What does Genesis 24:6 mean?
ESV: Abraham said to him, “See to it that you do not take my son back there.
NIV: Make sure that you do not take my son back there,' Abraham said.
NASB: Then Abraham said to him, 'Beware that you do not take my son back there!
CSB: Abraham answered him, "Make sure that you don't take my son back there.
NLT: No!' Abraham responded. 'Be careful never to take my son there.
KJV: And Abraham said unto him, Beware thou that thou bring not my son thither again.
Verse Commentary:
Abraham has asked his servant to swear to find a wife for his son Isaac among his extended family back in his old homeland. The servant has asked what to do if a woman cannot be found who is willing to live in Canaan. Should Isaac move to Abraham's old homeland to live in order to be married to one of the women of his extended family? That's a reasonable question, since Abraham is so absolutely set on Isaac marrying a woman from that region.

Here Abraham makes his position clear: in no uncertain terms, Isaac cannot be allowed to go to Mesopotamia. In fact, Abraham instructs the servant not to take Isaac back to that land. Isaac's place is in the Promised Land of Canaan. This is the home of Abraham's future offspring—period. Isaac must not be allowed to leave and, by implication, risk settling outside of Canaan among Abraham's extended family.

Abraham has established why this mission is so critical. Isaac must not marry into a Canaanite family and thus be assimilated into the Canaanite people. This is a spiritual issue, not a racial one: Abraham does not want to risk the identity of Abraham's descendants as God's chosen ones. But Isaac also must not return to Abraham's people and settle outside of the land of promise, which would also risk the family's loss of identity as those who belong to God.

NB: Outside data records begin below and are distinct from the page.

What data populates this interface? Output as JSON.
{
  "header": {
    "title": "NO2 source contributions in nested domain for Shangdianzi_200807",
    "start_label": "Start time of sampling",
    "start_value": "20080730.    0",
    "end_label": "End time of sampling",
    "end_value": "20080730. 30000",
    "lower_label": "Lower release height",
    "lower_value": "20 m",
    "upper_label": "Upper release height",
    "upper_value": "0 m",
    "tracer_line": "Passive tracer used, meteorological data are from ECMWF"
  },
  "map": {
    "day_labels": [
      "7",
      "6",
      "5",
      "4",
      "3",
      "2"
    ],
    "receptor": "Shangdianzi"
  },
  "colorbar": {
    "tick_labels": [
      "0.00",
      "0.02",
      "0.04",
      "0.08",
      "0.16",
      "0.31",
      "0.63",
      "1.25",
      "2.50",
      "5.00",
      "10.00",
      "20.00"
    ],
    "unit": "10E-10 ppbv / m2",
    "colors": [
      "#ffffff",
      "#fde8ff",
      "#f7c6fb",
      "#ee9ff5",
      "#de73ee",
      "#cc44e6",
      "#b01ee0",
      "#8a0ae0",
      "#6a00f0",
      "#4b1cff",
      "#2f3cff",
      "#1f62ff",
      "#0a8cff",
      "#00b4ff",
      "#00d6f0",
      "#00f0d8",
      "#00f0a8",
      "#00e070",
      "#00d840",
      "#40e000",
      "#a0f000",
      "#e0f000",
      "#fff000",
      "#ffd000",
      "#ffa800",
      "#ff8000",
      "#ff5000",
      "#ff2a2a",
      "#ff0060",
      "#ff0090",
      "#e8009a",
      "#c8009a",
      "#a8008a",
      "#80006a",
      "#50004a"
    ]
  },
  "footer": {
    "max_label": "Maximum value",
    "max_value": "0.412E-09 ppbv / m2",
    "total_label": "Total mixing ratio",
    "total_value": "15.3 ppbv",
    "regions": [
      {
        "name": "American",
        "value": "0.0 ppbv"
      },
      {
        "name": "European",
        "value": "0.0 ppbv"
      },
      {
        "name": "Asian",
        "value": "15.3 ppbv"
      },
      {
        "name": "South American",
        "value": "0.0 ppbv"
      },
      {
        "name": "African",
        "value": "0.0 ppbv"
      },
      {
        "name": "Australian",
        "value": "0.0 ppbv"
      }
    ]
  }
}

Only one path would work: Isaac must marry a woman from Abraham's people and also live in the land of promise as a people living among, but separate from, the Canaanites.
Verse Context:
Genesis 24:1–9 describes an urgent conversation between Abraham and his most trusted servant. Abraham is asking the servant to swear an oath to find a wife for Isaac from among his own people in Mesopotamia. The servant must not allow Isaac either to marry into a Canaanite family or to leave the promised land of Canaan. With the understanding that he will be released from the oath if no young woman will agree to return with him, the servant swears to find Isaac a wife.
Chapter Summary:
Abraham asks his most trusted servant to travel to his former homeland to find a wife for his son Isaac. Swearing to do so, the servant arrives at the city of Nahor and asks the Lord to show him which young women is appointed for Isaac. Finding Rebekah, the very granddaughter of Abraham's brother Nahor, the servant reveals the reason for his journey to her family. Her father Bethuel and brother Laban agree to allow Rebekah to travel to Canaan and marry Isaac, which she does.
Chapter Context:
Genesis 24 takes place a few years after Sarah has died. Abraham becomes urgent to find Isaac a wife, not among the women of Canaan, but from his own people back in Mesopotamia. His trusted servant, sent to accomplish this mission with the help of the Lord, eventually returns with Rebekah, the granddaughter of Abraham's own brother. Isaac is married to her at the age of 40. Abraham's death is recorded in the following chapter.
Book Summary:
The book of Genesis establishes fundamental truths about God. Among these are His role as the Creator, His holiness, His hatred of sin, His love for mankind, and His willingness to provide for our redemption. We learn not only where mankind has come from, but why the world is in its present form. The book also presents the establishment of Israel, God's chosen people. Many of the principles given in other parts of Scripture depend on the basic ideas presented here in the book of Genesis. Within the framework of the Bible, Genesis explains the bare-bones history of the universe leading up to the captivity of Israel in Egypt, setting the stage for the book of Exodus.